| Q & A with Grantmakers in Aging’s Lindsay Goldman
| Aging in America News spoke to Lindsay Goldman, CEO of Grantmakers In Aging, about her career trajectory, advocacy for older Americans, and the intersection of aging and disability. This interview has been edited for length and clarity.
| How did you first get interested in this field?
| When I was in the sixth grade, our teacher took us to visit the Actors Fund Home in Englewood, New Jersey, where people from either Hollywood or Broadway were aging. And we went there not because we were going to cheer up the sad old people, but to learn from people who had lived through some of the history that we’d learned about in class. Despite some of them having some later-life challenges, they had something to offer us. They were living repositories of history. I think it was the way it was framed that made it a very formative experience, but I don’t think I realized how meaningful it was until later on.
When did it become your career?
My first leadership role was director of a social adult day program for people who were physically and cognitively frail. Mostly dementia, but also some people who were not suffering from any kind of cognitive challenges. And from that point on, I stayed with aging. I found my passion. I’ve been on all sides of aging issues—grant writer, grant maker, program administrator, researcher and so on—and ultimately that helps to inform my perspective on whatever issue I’m dealing with.

What’s the best leadership advice you’ve received?
Aviva Sufian—who helped start the Administration for Community Living and now leads our Aging Advocacy Initiative—once told me something that has been incredibly useful in every role, including as a parent: You don’t actually need to know everything. You just need to know the right questions to ask and how to find the person who has the answers to those questions. Nobody knows everything. The sooner you become comfortable with the fact that you don’t know everything, the better you are at leading, because you bring people to the table who have the knowledge you are lacking.
I got a lot out of the Grantmakers in Aging conference in Long Beach in October. How did you feel about it?

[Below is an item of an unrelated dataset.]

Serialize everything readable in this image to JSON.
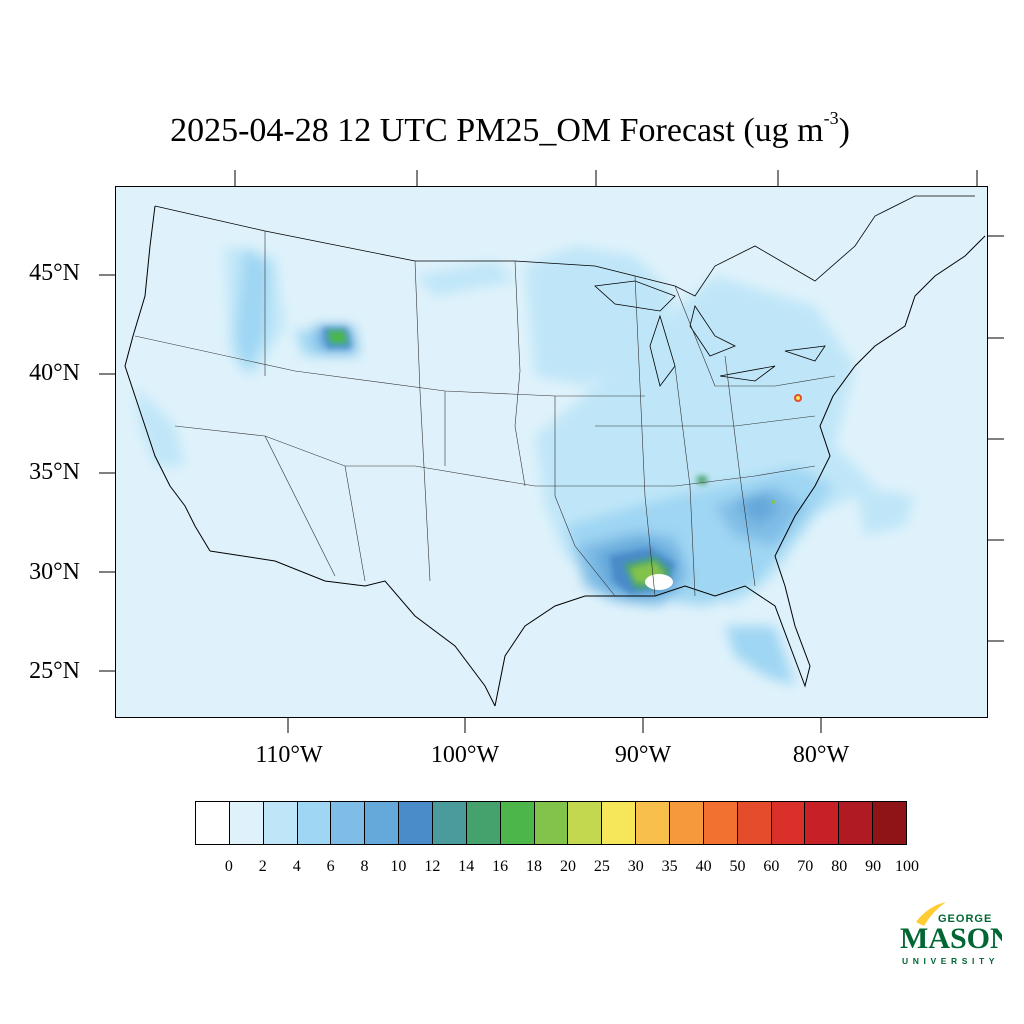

It is very much like planning a wedding, and it does go by in a blur, and then you have the post-event depression that it’s over. But I feel really good that we had 70 people who had never been there before. Attracting people who are either new to aging or new to philanthropy, that’s kind of our sweet spot. People really appreciated the deep dive that we did into the aging and disability intersections. I think that we opened people’s eyes a little bit, to provide people with some compelling data for why disability is an aging issue and aging is a disability issue.

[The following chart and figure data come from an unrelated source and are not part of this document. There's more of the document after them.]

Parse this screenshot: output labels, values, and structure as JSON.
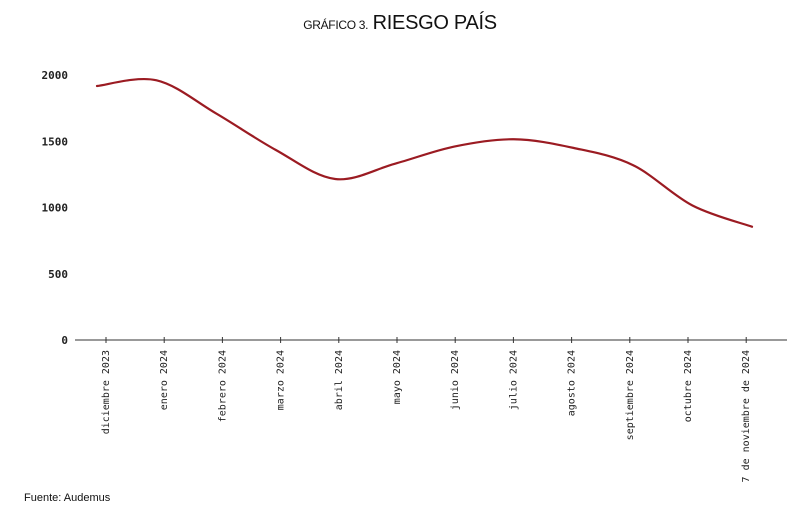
{
  "chart_data": {
    "type": "line",
    "title_prefix": "GRÁFICO 3.",
    "title": "RIESGO PAÍS",
    "xlabel": "",
    "ylabel": "",
    "categories": [
      "diciembre 2023",
      "enero 2024",
      "febrero 2024",
      "marzo 2024",
      "abril 2024",
      "mayo 2024",
      "junio 2024",
      "julio 2024",
      "agosto 2024",
      "septiembre 2024",
      "octubre 2024",
      "7 de noviembre de 2024"
    ],
    "series": [
      {
        "values": [
          1917,
          1960,
          1710,
          1435,
          1215,
          1330,
          1460,
          1515,
          1450,
          1320,
          1015,
          855
        ],
        "color": "#9b1b22"
      }
    ],
    "yticks": [
      0,
      500,
      1000,
      1500,
      2000
    ],
    "ylim": [
      0,
      2000
    ],
    "grid": false,
    "legend": "none",
    "source": "Fuente: Audemus"
  }
}
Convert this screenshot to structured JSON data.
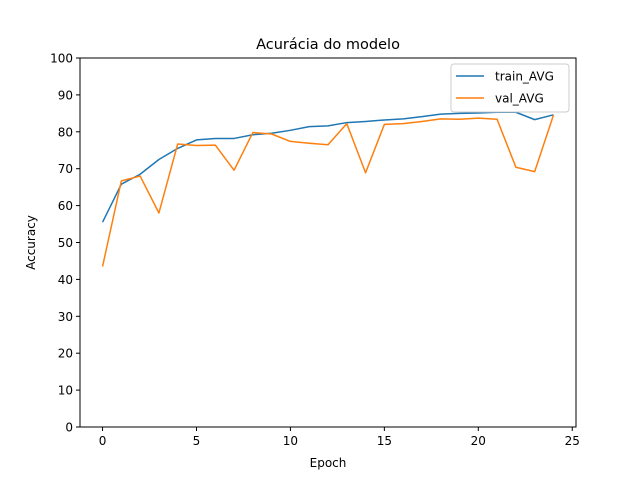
{
  "chart_data": {
    "type": "line",
    "title": "Acurácia do modelo",
    "xlabel": "Epoch",
    "ylabel": "Accuracy",
    "xlim": [
      -1.2,
      25.2
    ],
    "ylim": [
      0,
      100
    ],
    "xticks": [
      0,
      5,
      10,
      15,
      20,
      25
    ],
    "yticks": [
      0,
      10,
      20,
      30,
      40,
      50,
      60,
      70,
      80,
      90,
      100
    ],
    "grid": false,
    "legend": "top-right",
    "x": [
      0,
      1,
      2,
      3,
      4,
      5,
      6,
      7,
      8,
      9,
      10,
      11,
      12,
      13,
      14,
      15,
      16,
      17,
      18,
      19,
      20,
      21,
      22,
      23,
      24
    ],
    "series": [
      {
        "name": "train_AVG",
        "color": "#1f77b4",
        "values": [
          55.5,
          65.8,
          68.5,
          72.5,
          75.5,
          77.8,
          78.2,
          78.2,
          79.2,
          79.6,
          80.4,
          81.4,
          81.6,
          82.5,
          82.8,
          83.2,
          83.5,
          84.1,
          84.8,
          85.0,
          85.1,
          85.3,
          85.3,
          83.3,
          84.6
        ]
      },
      {
        "name": "val_AVG",
        "color": "#ff7f0e",
        "values": [
          43.5,
          66.7,
          68.0,
          58.0,
          76.7,
          76.3,
          76.4,
          69.6,
          79.8,
          79.4,
          77.4,
          76.9,
          76.5,
          82.2,
          68.9,
          82.0,
          82.2,
          82.8,
          83.5,
          83.4,
          83.7,
          83.4,
          70.4,
          69.2,
          84.5
        ]
      }
    ]
  }
}
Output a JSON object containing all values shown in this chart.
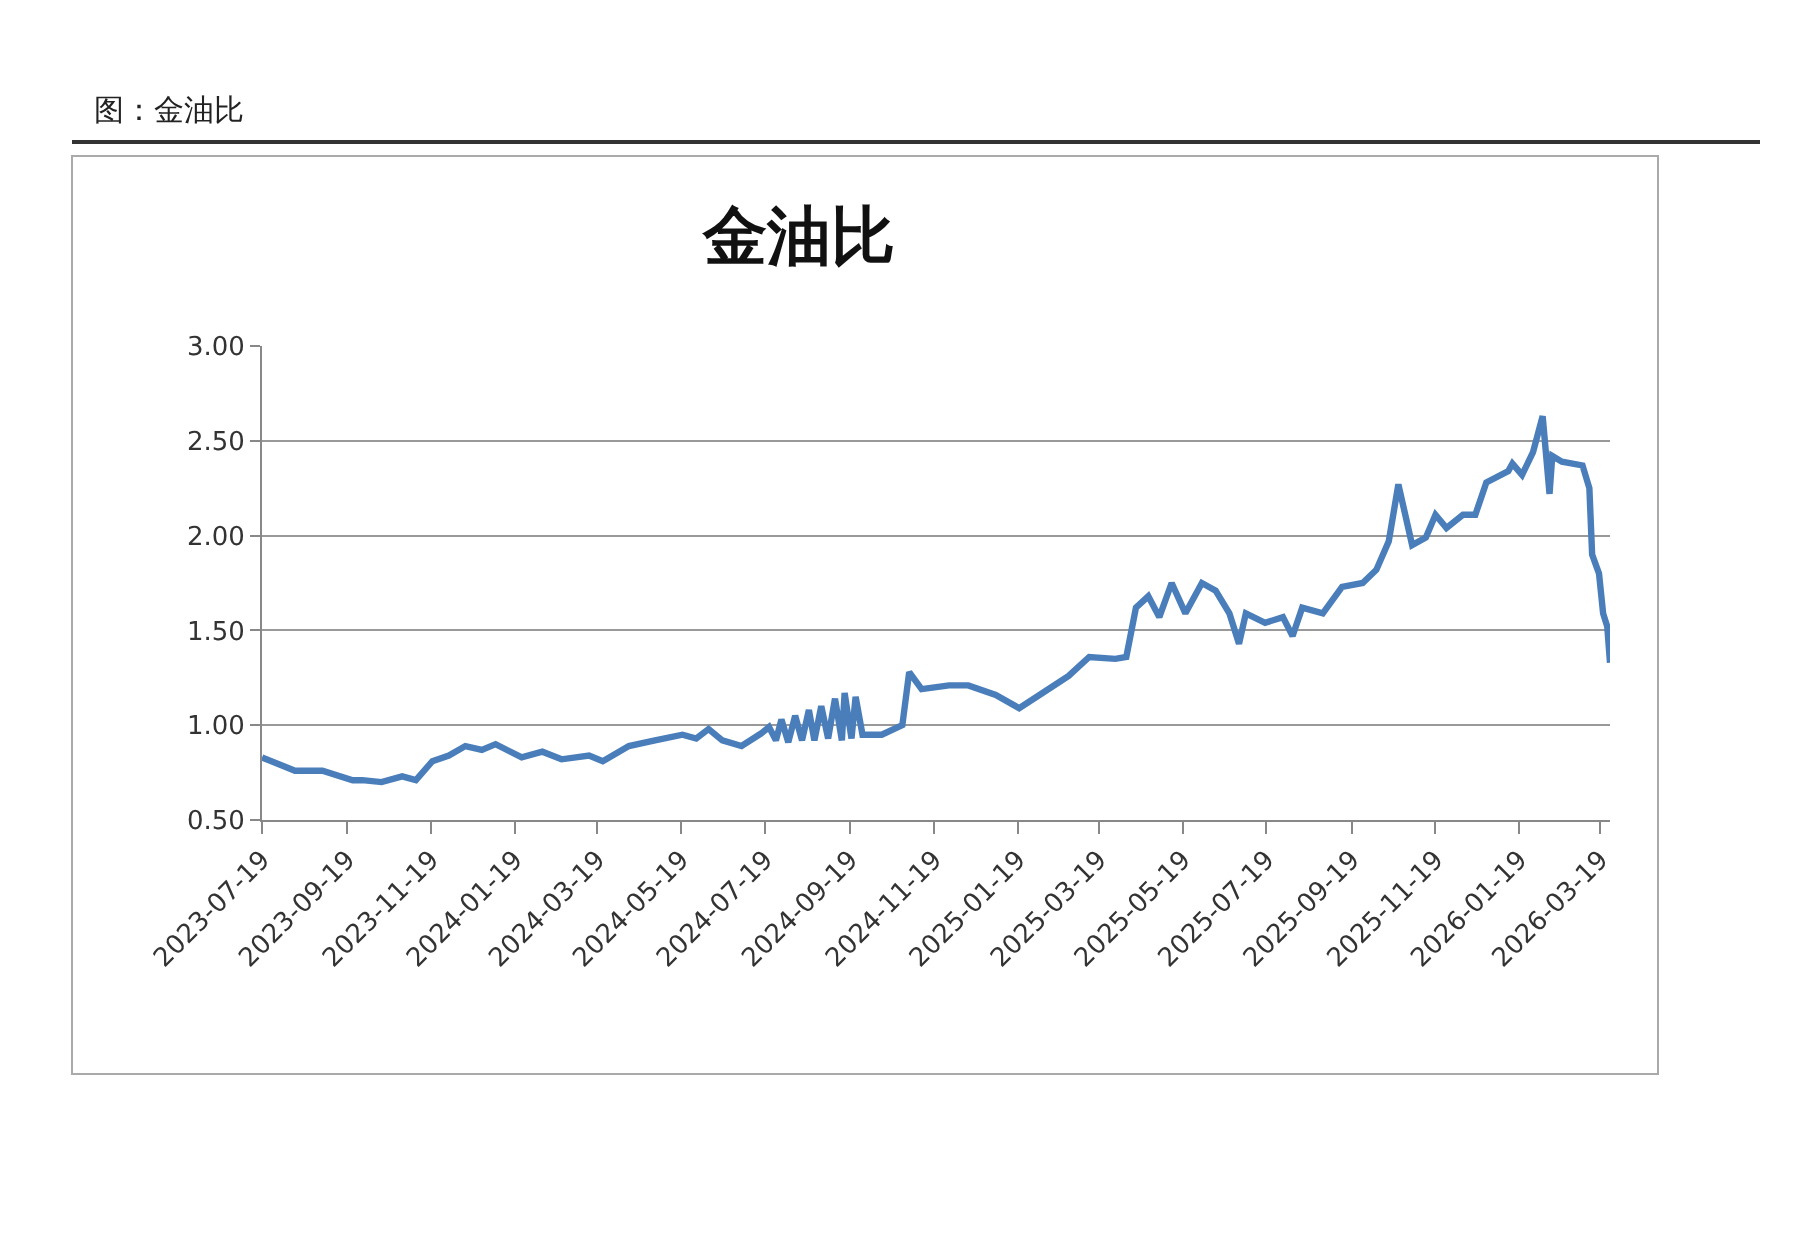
{
  "chart_data": {
    "type": "line",
    "title": "金油比",
    "subtitle": "图：金油比",
    "x": [
      "2023-07-19",
      "2023-08-12",
      "2023-09-01",
      "2023-09-23",
      "2023-09-30",
      "2023-10-14",
      "2023-10-29",
      "2023-11-08",
      "2023-11-20",
      "2023-12-02",
      "2023-12-14",
      "2023-12-26",
      "2024-01-05",
      "2024-01-24",
      "2024-02-08",
      "2024-02-22",
      "2024-03-13",
      "2024-03-23",
      "2024-04-11",
      "2024-04-30",
      "2024-05-20",
      "2024-05-30",
      "2024-06-08",
      "2024-06-18",
      "2024-07-02",
      "2024-07-17",
      "2024-07-22",
      "2024-07-27",
      "2024-07-31",
      "2024-08-05",
      "2024-08-10",
      "2024-08-15",
      "2024-08-20",
      "2024-08-24",
      "2024-08-29",
      "2024-09-03",
      "2024-09-08",
      "2024-09-13",
      "2024-09-15",
      "2024-09-20",
      "2024-09-23",
      "2024-09-28",
      "2024-10-12",
      "2024-10-27",
      "2024-11-01",
      "2024-11-10",
      "2024-11-30",
      "2024-12-14",
      "2025-01-03",
      "2025-01-20",
      "2025-02-06",
      "2025-02-25",
      "2025-03-12",
      "2025-03-31",
      "2025-04-08",
      "2025-04-15",
      "2025-04-24",
      "2025-05-02",
      "2025-05-11",
      "2025-05-21",
      "2025-06-02",
      "2025-06-12",
      "2025-06-22",
      "2025-06-29",
      "2025-07-04",
      "2025-07-18",
      "2025-07-31",
      "2025-08-07",
      "2025-08-14",
      "2025-08-29",
      "2025-09-12",
      "2025-09-27",
      "2025-10-07",
      "2025-10-16",
      "2025-10-23",
      "2025-11-02",
      "2025-11-12",
      "2025-11-19",
      "2025-11-27",
      "2025-12-09",
      "2025-12-18",
      "2025-12-26",
      "2026-01-11",
      "2026-01-14",
      "2026-01-21",
      "2026-01-29",
      "2026-02-05",
      "2026-02-10",
      "2026-02-12",
      "2026-02-19",
      "2026-03-06",
      "2026-03-11",
      "2026-03-13",
      "2026-03-18",
      "2026-03-21",
      "2026-03-24",
      "2026-03-26"
    ],
    "series": [
      {
        "color": "#4a7ebb",
        "values": [
          0.83,
          0.76,
          0.76,
          0.71,
          0.71,
          0.7,
          0.73,
          0.71,
          0.81,
          0.84,
          0.89,
          0.87,
          0.9,
          0.83,
          0.86,
          0.82,
          0.84,
          0.81,
          0.89,
          0.92,
          0.95,
          0.93,
          0.98,
          0.92,
          0.89,
          0.96,
          0.99,
          0.92,
          1.03,
          0.91,
          1.05,
          0.92,
          1.08,
          0.92,
          1.1,
          0.93,
          1.14,
          0.92,
          1.17,
          0.93,
          1.15,
          0.95,
          0.95,
          1.0,
          1.28,
          1.19,
          1.21,
          1.21,
          1.16,
          1.09,
          1.17,
          1.26,
          1.36,
          1.35,
          1.36,
          1.62,
          1.68,
          1.57,
          1.75,
          1.59,
          1.75,
          1.71,
          1.59,
          1.43,
          1.59,
          1.54,
          1.57,
          1.47,
          1.62,
          1.59,
          1.73,
          1.75,
          1.82,
          1.97,
          2.27,
          1.95,
          1.99,
          2.11,
          2.04,
          2.11,
          2.11,
          2.28,
          2.34,
          2.38,
          2.32,
          2.44,
          2.63,
          2.22,
          2.42,
          2.39,
          2.37,
          2.25,
          1.9,
          1.8,
          1.59,
          1.52,
          1.33
        ]
      }
    ],
    "xlim": [
      "2023-07-19",
      "2026-03-26"
    ],
    "xticks": [
      "2023-07-19",
      "2023-09-19",
      "2023-11-19",
      "2024-01-19",
      "2024-03-19",
      "2024-05-19",
      "2024-07-19",
      "2024-09-19",
      "2024-11-19",
      "2025-01-19",
      "2025-03-19",
      "2025-05-19",
      "2025-07-19",
      "2025-09-19",
      "2025-11-19",
      "2026-01-19",
      "2026-03-19"
    ],
    "ylim": [
      0.5,
      3.0
    ],
    "yticks": [
      {
        "value": 0.5,
        "label": "0.50"
      },
      {
        "value": 1.0,
        "label": "1.00"
      },
      {
        "value": 1.5,
        "label": "1.50"
      },
      {
        "value": 2.0,
        "label": "2.00"
      },
      {
        "value": 2.5,
        "label": "2.50"
      },
      {
        "value": 3.0,
        "label": "3.00"
      }
    ],
    "grid": "y",
    "line_style": "solid"
  }
}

Download “Better with Age: A Guide to Funding in a Longevity Society”

What should we know about the Aging Advocacy Initiative?
It is in the planning phase right now. The purpose is to elevate aging within policymaking and budgeting at all levels of government. We’re responding to a number of gaps that we see. First, a lack of any kind of unified messaging around what we all want and what we all need in later life. We’re also missing any kind of organizing infrastructure at the local and state level. So even if you understand why you should be concerned about later life, there’s not an obvious place to go if you want to advocate for different policies and funding mechanisms. We also see a major lack of people power, and we feel like we should be playing a role in helping people wake up a little bit to see the discrepancy between the system that we need in later life and the system that we have.

What’s on deck for GIA in 2026?
I see us continuing to focus on our mission of mobilizing money and ideas and providing opportunities for our sector to network, learn, and act. We’re trying to grow our membership as much as possible. We need more people and more funders to care about later life and to understand how whatever they’re investing in has an effect on later life. We also think it’s critical to equip funders with the knowledge to make the most informed decisions possible, because we really can’t afford funding gaps, funding redundancies, funding inefficiencies, which emerge when people don’t have adequate pathways to communicate with each other and to understand who is funding what and where, and how much and when. And so we’ve just launched a new grants database that piloted with about a quarter of our members, and we’ll expand to the full membership in 2026. Finally, we’re providing opportunities for people to co-fund and take collective action, because we’re stronger together. And it’s only through that collective action that we can work to elevate aging within not just policymaking and budgeting, but within public discourse.